Schrifttum
Frenkel, Die Zulässigkeitsvoraussetzungen bei außergerichtlichen Rechtsbehelfen nach der AO 1977, DStR 1977, 557;
Hein, Die Zulässigkeitsvoraussetzungen für Rechtsbehelfe im außergerichtlichen Rechtsbehelfsverfahren, StB 1979, 293 und StB 1980, 1.

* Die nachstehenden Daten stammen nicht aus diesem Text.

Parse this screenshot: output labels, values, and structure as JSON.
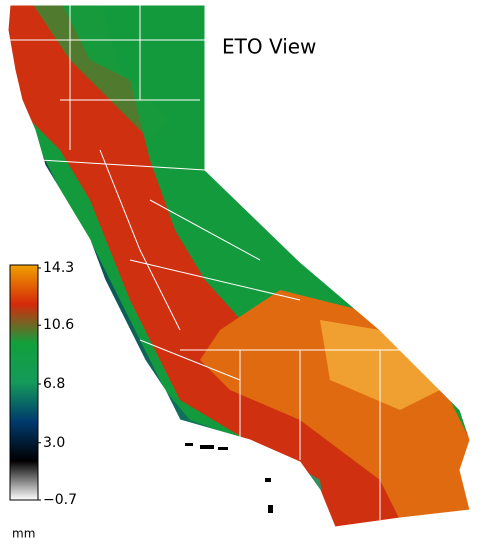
{
  "title": "ETO View",
  "colorbar": {
    "unit": "mm",
    "lim": [
      -0.7,
      14.3
    ],
    "ticks": [
      {
        "value": -0.7,
        "label": "−0.7"
      },
      {
        "value": 3.0,
        "label": "3.0"
      },
      6.8,
      10.6,
      14.3
    ],
    "colors": [
      "#ffffff",
      "#000000",
      "#003a6e",
      "#149a5a",
      "#12a03c",
      "#d52a0a",
      "#f0a000"
    ]
  }
}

A. Bedeutung der Vorschrift
Tz. 1
Stand: 22. Auflage – ET: 10/2018
Eine Sachentscheidung über den Verfahrensgegenstand darf nur ergehen, wenn der Einspruch zulässig ist. Die Zulässigkeit ist von Amts wegen zu prüfen und zwar von der Finanzbehörde, die die Entscheidung über den Einspruch zu treffen hat (§ 367 AO). Gleiches gilt für die Abhilfe des Einspruchs, die nur erfolgen kann, wenn die Zulässigkeitsvoraussetzungen vorliegen. Ist der Einspruch eindeutig und offensichtlich unbegründet, hat die frühere Rechtsprechung angenommen, aus verfahrensökonomischen Gründen könne eine Zulässigkeitsprüfung unterbleiben (BFH v. 11.02.1987, II B 140/86, BStBl II 1987, 344; BFH v. 08.02.1977, VIII B 22/76, BStBl II 1977, 313; auch Keß in Schwarz/Pahlke, § 358 AO Rz. 5). Nach dem bloßen Wortlaut und im Hinblick auf den Grundsatz, dass ein unzulässiger Einspruch keine Entscheidung zur Sache nach sich ziehen darf, ist ein solches Verfahren abzulehnen (BFH v. 07.08.2001, I B 16/01, BStBl II 2002, 13; so wohl auch: Siegers in HHSp, § 358 AO Rz. 45). Dies gilt ausnahmslos, wenn die Wirkungen eines als unbegründet zurückgewiesenen Einspruchs andere sind, als die eines als unzulässig verworfenen (so Seer in Tipke/Kruse, § 358 AO Rz. 22, 23). Die Zulässigkeitsvoraussetzungen müssen im Zeitpunkt der Entscheidung über den Einspruch gegeben sein. Eventuelle Mängel sind bis dahin heilbar.
Tz. 2
Stand: 22. Auflage – ET: 10/2018
vorläufig frei
B. Zulässigkeitsvoraussetzungen
Tz. 3
Stand: 22. Auflage – ET: 10/2018
§ 358 AO selbst nennt nur Form und Frist als Zulässigkeitsvoraussetzungen. Die Aufzählung ist insoweit nicht abschließend. Wesentliche Zulässigkeitsvoraussetzungen sind:
- die Zulässigkeit des Finanz-Einspruchswegs (§ 347 AO),
- die Statthaftigkeit des Einspruchs (§§ 347, 348 AO),
- das Vorliegen der Einspruchsbefugnis (§ 350 AO, §§ 352, 353 AO),
- die Beteiligtenfähigkeit (§ 359 AO),
- die Handlungsfähigkeit (§ 365 AO i. V. m. § 79 AO), kein Einspruchsverzicht (§ 354 AO),
- die Wahrung der Einspruchsfrist (§ 355 Abs. 1 AO),
- formelle Ordnungsmäßigkeit (§ 357 AO),
- keine Rücknahme des Einspruchs (§ 362 AO) und
- das Rechtsschutzbedürfnis.
C. Die Entscheidung
Tz. 4
Stand: 22. Auflage – ET: 10/2018
Die Entscheidung über den Einspruch ist für die weiteren Rechtsfolgen von Bedeutung. Ist der Einspruch unzulässig, wird z. B. nicht der Ablauf der Festsetzungsfrist nach § 171 Abs. 3a Satz 2 i. V. m. Satz 1 AO gehemmt. Der zulässige Einspruch hindert den Eintritt der Bestandskraft des angefochtenen Verwaltungsaktes und seine Unanfechtbarkeit. Die Finanzbehörde ist verpflichtet, die Rechtmäßigkeit des Verwaltungsaktes in der Sache zu prüfen (§ 367 Abs. 2 Satz 1 AO). Der unzulässige Einspruch ist als solcher zu verwerfen (§ 358 Satz 2 AO). Der angefochtene Verwaltungsakt ist unanfechtbar geworden; eine Entscheidung in der Sache darf nicht mehr ergehen.